Papaz şimdi şunu bilmek istiyordu: “Tanrı orada ne yapıyordur?”

Baba cevabında,  “Tanrı o sırada Sarıkamış ormanlarında yetişen görülmemiş büyüklükteki çam ağaçlarından merdivenler yapmaktadır.Bu merdivenlerin en  üstüne, insanların teker teker,  hatta bütün milletlerin tümüyle çıkıp inebileceklerini düşünerek  mutluluk koyacaktır” diyordu.

Daha sonraki yıllarda Gurdjieff , o zaman anlamsız görünen bu garip konuşmaların zengin ruhsal anlamlarla dolu olduğunu ve kendisini alt şuur seviyesinde derinden etkileyerek ruhsal ve ezoterik bilgilere hazırladığını anlamıştı.

Gurdjieff’in babasının yöntemiyle, çocuklara normalde dinlemek istemeyecekleri   evrensel ve metafizik kavramları yavaş yavaş anlatmak; ölüm, reenkarnasyon, yaptıklarımızın karşılıksız kalmaması gibi kavramları mecazi ifadeler ve hoş hikayelerle telkin etmemiz mümkündür.

Ruhsal ana babalar, ruhsal potansiyeliyle irtibata geçip içsel dürtülerini  ifade etmeye yönlendirilen çocukların hayatlarının herhangi bir anında şu nihai soruları soracaklarına inanırlar:

“Ben kimim?”

“Nereden gedim?”

“Nereye gidiyorum?”

İnsanlık tarafından çağlar boyu beslenen inanca göre, bu sorular üzerinde bir kere ciddi olarak düşünülmeye başlandı mı, ardından kutsal olanı-hakikati  arayış gelecektir.

Budist Dharmapada da, “Arabanın kendisini çeken atı takip etmesi kadar doğallıkla  yapılacaktır bu arayış.” diyerek anlatılır.
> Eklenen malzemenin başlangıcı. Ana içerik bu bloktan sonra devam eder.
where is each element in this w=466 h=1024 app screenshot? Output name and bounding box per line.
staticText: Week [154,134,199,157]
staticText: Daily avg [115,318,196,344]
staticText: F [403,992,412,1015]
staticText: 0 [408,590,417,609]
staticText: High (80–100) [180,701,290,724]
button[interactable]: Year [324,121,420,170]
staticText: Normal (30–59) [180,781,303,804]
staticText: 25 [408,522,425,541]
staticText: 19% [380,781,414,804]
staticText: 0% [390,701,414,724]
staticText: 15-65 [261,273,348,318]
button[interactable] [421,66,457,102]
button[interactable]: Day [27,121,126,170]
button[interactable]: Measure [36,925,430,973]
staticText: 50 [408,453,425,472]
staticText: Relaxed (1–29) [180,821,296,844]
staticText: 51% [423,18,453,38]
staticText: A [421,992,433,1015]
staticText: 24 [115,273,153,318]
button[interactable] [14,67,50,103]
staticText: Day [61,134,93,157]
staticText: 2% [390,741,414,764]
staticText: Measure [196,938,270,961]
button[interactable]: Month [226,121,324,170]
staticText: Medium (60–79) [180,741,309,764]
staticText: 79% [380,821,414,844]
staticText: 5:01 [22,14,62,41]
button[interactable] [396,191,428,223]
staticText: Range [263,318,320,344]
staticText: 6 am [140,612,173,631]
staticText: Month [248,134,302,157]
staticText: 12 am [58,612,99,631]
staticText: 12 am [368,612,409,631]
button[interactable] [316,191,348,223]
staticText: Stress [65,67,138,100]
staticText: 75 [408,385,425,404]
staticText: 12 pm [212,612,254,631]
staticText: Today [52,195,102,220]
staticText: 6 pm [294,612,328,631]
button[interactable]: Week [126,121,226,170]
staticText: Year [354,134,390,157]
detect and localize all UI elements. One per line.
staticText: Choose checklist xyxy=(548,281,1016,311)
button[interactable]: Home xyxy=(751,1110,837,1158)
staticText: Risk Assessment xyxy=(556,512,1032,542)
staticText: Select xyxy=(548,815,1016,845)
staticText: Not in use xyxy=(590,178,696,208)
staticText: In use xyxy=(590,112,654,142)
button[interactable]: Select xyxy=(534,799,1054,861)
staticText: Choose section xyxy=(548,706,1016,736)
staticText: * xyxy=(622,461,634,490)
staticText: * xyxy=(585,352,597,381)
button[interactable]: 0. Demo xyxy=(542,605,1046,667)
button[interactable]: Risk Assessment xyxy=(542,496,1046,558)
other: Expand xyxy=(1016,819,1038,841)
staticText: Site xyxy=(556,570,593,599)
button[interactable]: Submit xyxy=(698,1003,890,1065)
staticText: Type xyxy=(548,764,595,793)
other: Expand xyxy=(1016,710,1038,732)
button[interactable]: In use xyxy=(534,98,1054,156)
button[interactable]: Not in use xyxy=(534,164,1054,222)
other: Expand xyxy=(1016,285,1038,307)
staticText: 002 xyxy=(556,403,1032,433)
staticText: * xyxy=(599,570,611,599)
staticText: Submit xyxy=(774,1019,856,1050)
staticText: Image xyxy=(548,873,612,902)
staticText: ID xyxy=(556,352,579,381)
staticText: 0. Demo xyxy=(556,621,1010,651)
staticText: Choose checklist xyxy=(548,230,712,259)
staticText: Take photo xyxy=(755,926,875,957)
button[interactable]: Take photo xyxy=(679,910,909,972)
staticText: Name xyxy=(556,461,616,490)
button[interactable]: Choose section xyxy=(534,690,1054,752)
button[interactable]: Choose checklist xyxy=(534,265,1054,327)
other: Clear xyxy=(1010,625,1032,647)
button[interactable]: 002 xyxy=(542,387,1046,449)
Çocukların kafalarını hiçbir anlamı olmayan, saçmalıklarla dolu, korkutucu, zihin açmayan, kalbi ısıtmayan hikayelerle doldurmak onları özlerinden koparmak, evrensel ideallerden mahrum bırakmak demektir.

Erişkinlik yıllarında yaşayacakları boşluklara, anlamsızlıklara, can sıkıntılarına  ve korkulara kapı aralamak demektir.

Yeni Çağın genç nesline bir filiz büyütüyorsak, alt şuur seviyesini derinden etkileyen “ölüm” gibi olguları ruhsal bilgilerle takviye etmenin uygun  bir yolunu bulup öğretmeliyiz.

Çocuğa doğduğu günden itibaren, günlük aktiviteler sırasında,  iyi seçilmiş sözlü-görsel  vasıtalarla ruhsallığı hatırlatmalıyız.

Bu hatırlatma vasıtaları küçük küçük  bile olsa;  günler-yıllar içinde çocuğun alt şuurunda birikerek  “evrensel düzen” nosyonunun burada yer etmesi ustalıkla  gerçekleştirilebilir.

Ve çocuğun ruhsal idrakinin kök salacağı, onu gereksiz korku ve travmalardan koruyacak  sağlam ve kalıcı  zemin böylece hazırlanabilir

Narada durumuna düşmemek için;  sık sık  hatırlamalıyız, hatırlatmalıyız.